Saturday, January 02, 2010

Avatar

Like the majority of the western movie-going public this Christmas I went and saw Avatar this week. My expectations of James Cameron's scripts aren't particularly high, and this was no exception – was the moral of the story that, if the Africans had really not wanted be colonised by the British, the land would have risen up to help them? Or am I reading too much into a film whose MacGuffin is "unobtainium"? – but the real reason for going was the visual aspects.

On the count, the film was terrific. Absolutely marvellous. A curious side effect – for me, at any rate – was that it forced me to reevaluate those shots we've come to accept as standard elements of film-making: the close-up, the aerial pan, the following shot at ground level, the backing away while the characters run towards the camera. The realism inspired by the 3D effect made me feel like (or at least consider the shots as though) I was there.

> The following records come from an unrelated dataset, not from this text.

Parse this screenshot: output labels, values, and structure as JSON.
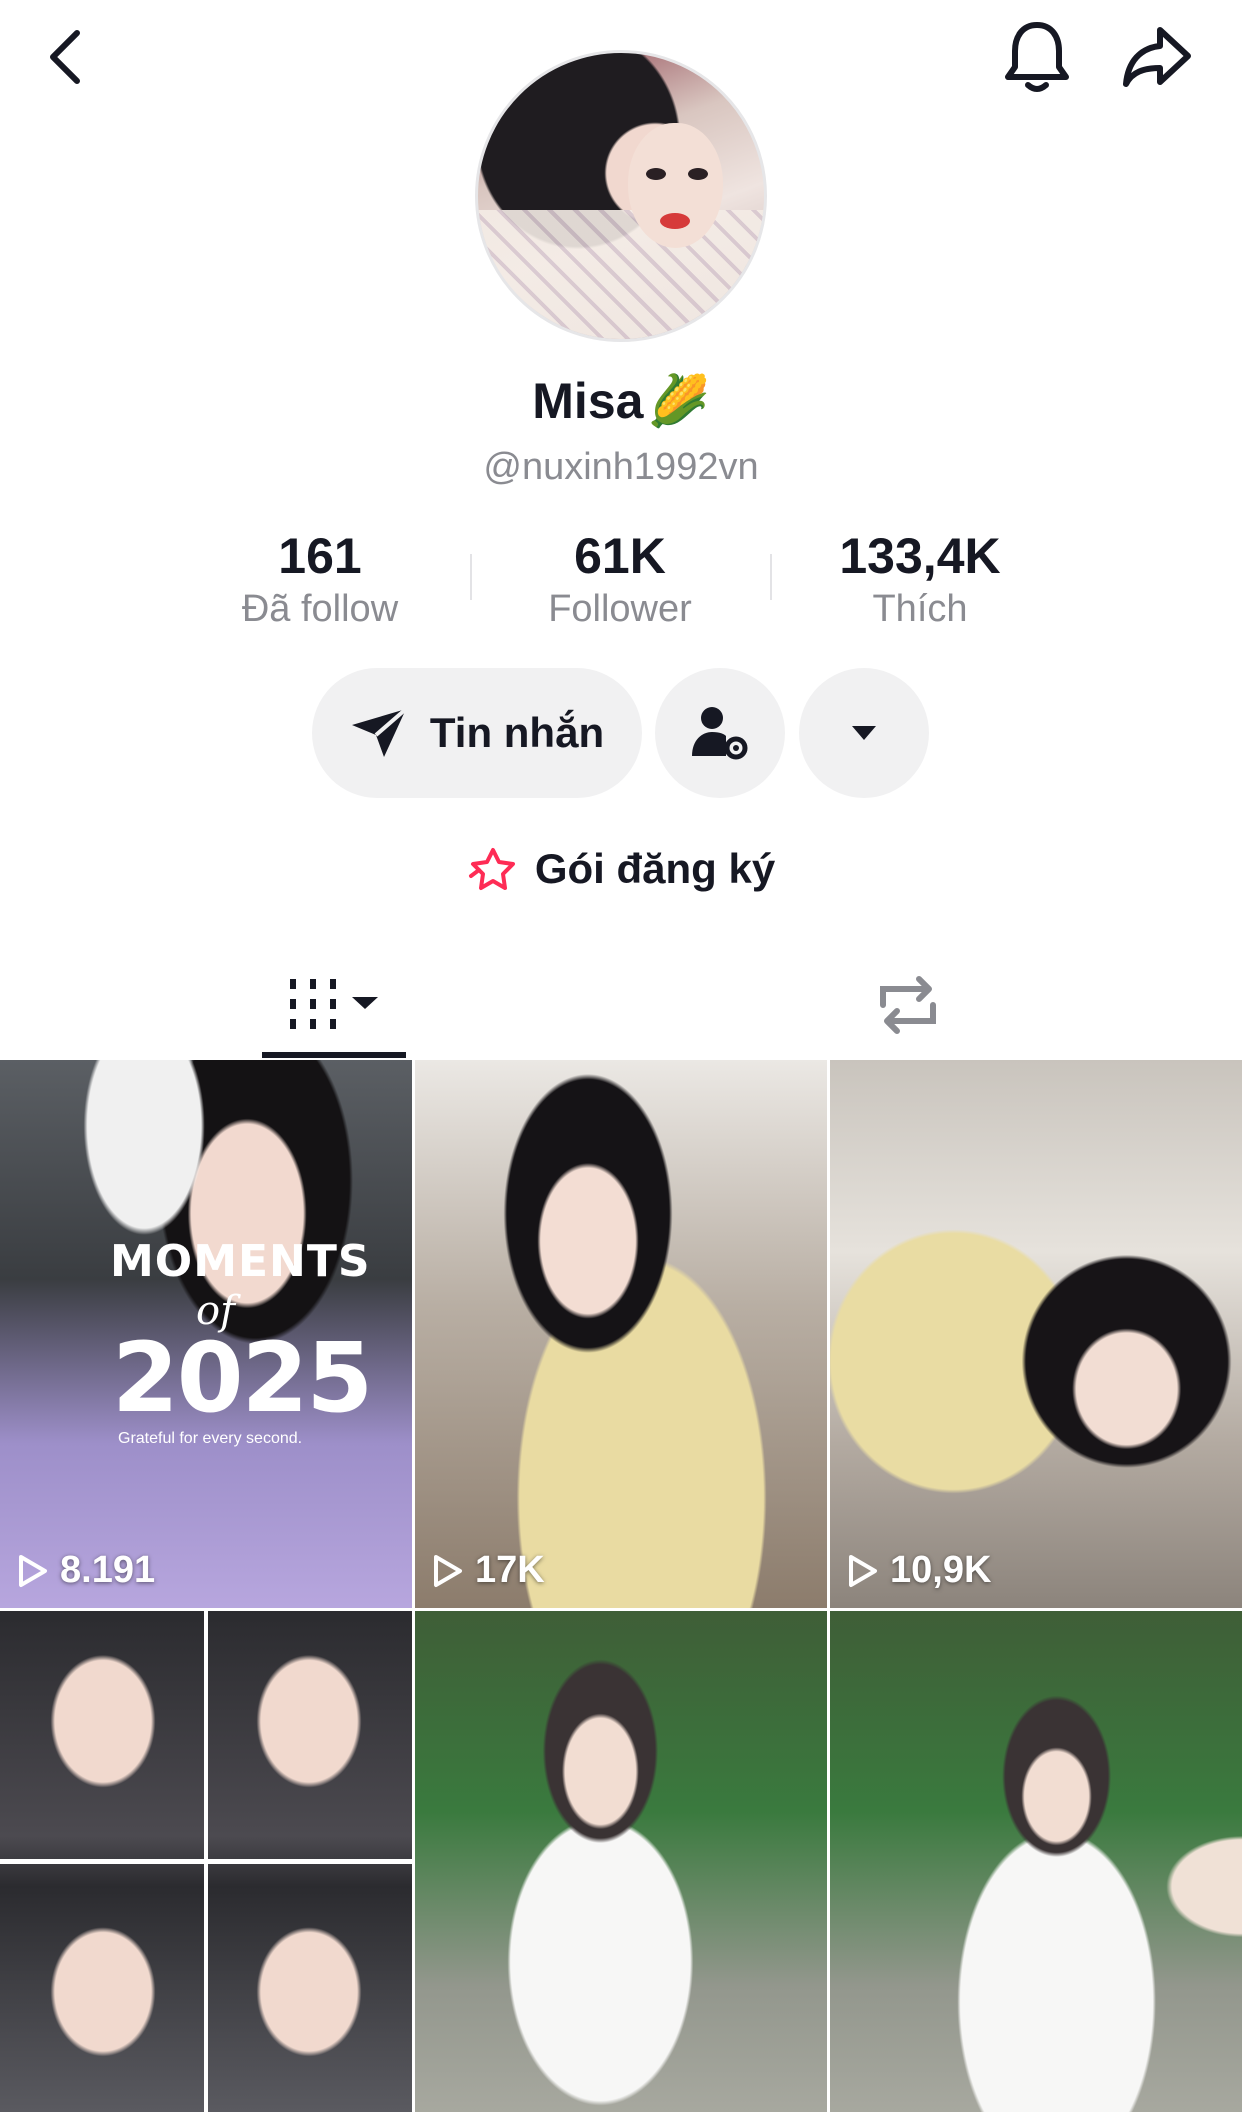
{
  "profile": {
    "display_name": "Misa",
    "name_emoji": "🌽",
    "username": "@nuxinh1992vn"
  },
  "stats": [
    {
      "value": "161",
      "label": "Đã follow"
    },
    {
      "value": "61K",
      "label": "Follower"
    },
    {
      "value": "133,4K",
      "label": "Thích"
    }
  ],
  "actions": {
    "message_label": "Tin nhắn"
  },
  "subscription": {
    "label": "Gói đăng ký"
  },
  "videos": [
    {
      "views": "8.191",
      "overlay": {
        "line1": "MOMENTS",
        "line2": "of",
        "line3": "2025",
        "line4": "Grateful for every second."
      }
    },
    {
      "views": "17K"
    },
    {
      "views": "10,9K"
    },
    {
      "views": ""
    },
    {
      "views": ""
    },
    {
      "views": ""
    }
  ],
  "icons": [
    "back-icon",
    "bell-icon",
    "share-icon",
    "send-icon",
    "person-settings-icon",
    "caret-down-icon",
    "star-icon",
    "grid-icon",
    "repost-icon",
    "play-icon"
  ],
  "colors": {
    "text": "#161823",
    "muted": "#8a8b91",
    "button_bg": "#f1f1f2",
    "accent": "#fe2c55"
  }
}
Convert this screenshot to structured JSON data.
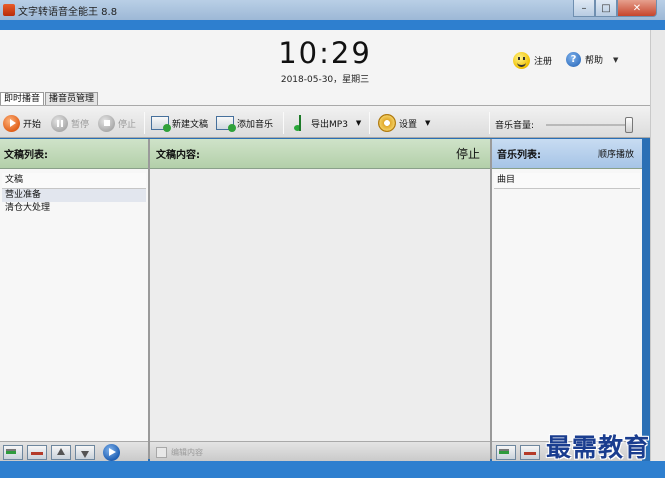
{
  "window": {
    "title": "文字转语音全能王 8.8",
    "controls": {
      "minimize": "–",
      "maximize": "□",
      "close": "✕"
    }
  },
  "header": {
    "clock": "10:29",
    "date": "2018-05-30，星期三",
    "register_label": "注册",
    "help_label": "帮助"
  },
  "tabs": [
    {
      "label": "即时播音",
      "active": true
    },
    {
      "label": "播音员管理",
      "active": false
    }
  ],
  "toolbar": {
    "start_label": "开始",
    "pause_label": "暂停",
    "stop_label": "停止",
    "new_doc_label": "新建文稿",
    "add_music_label": "添加音乐",
    "export_label": "导出MP3",
    "settings_label": "设置",
    "volume_label": "音乐音量:",
    "volume_level": 0.97
  },
  "doc_list": {
    "header": "文稿列表:",
    "column": "文稿",
    "items": [
      "营业准备",
      "清仓大处理"
    ]
  },
  "doc_content": {
    "header": "文稿内容:",
    "status": "停止"
  },
  "music_list": {
    "header": "音乐列表:",
    "mode": "顺序播放",
    "column": "曲目"
  },
  "footer": {
    "edit_label": "编辑内容"
  },
  "watermark": "最需教育"
}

And then I had to ask myself: why am I so close to this person? How am I flying around this campsite? Why am I on the floor staring intently at these heels?

It really made me feel like a film novice for the first time. I mean, you grow up with these sort of things and never question them, but I was reminded of the reactions the first film-going public had decades ago: fear that a real train was going to come bursting out of the screen, or that an errant arrow might strike them. The gradual process by directors of introducing the now commonly understood "language" of film, like passing shadows that signify movement (e.g. in a train) or similar. Going the other way, I imagined what future generations, in a world where all films are 3D (and perhaps contain even more sensory stimuli), make of our current techniques.

None of this went through my head particularly long at the time – I spent more time wondering how the force-feedback for the MechWarrior pilots worked so that their limbs didn't move beyond the possible range of the suit's; without a satisfying solution – but I was reminded of it when I watched my next "normal" film and a particular camera shot made me wonder: what am I doing under this table?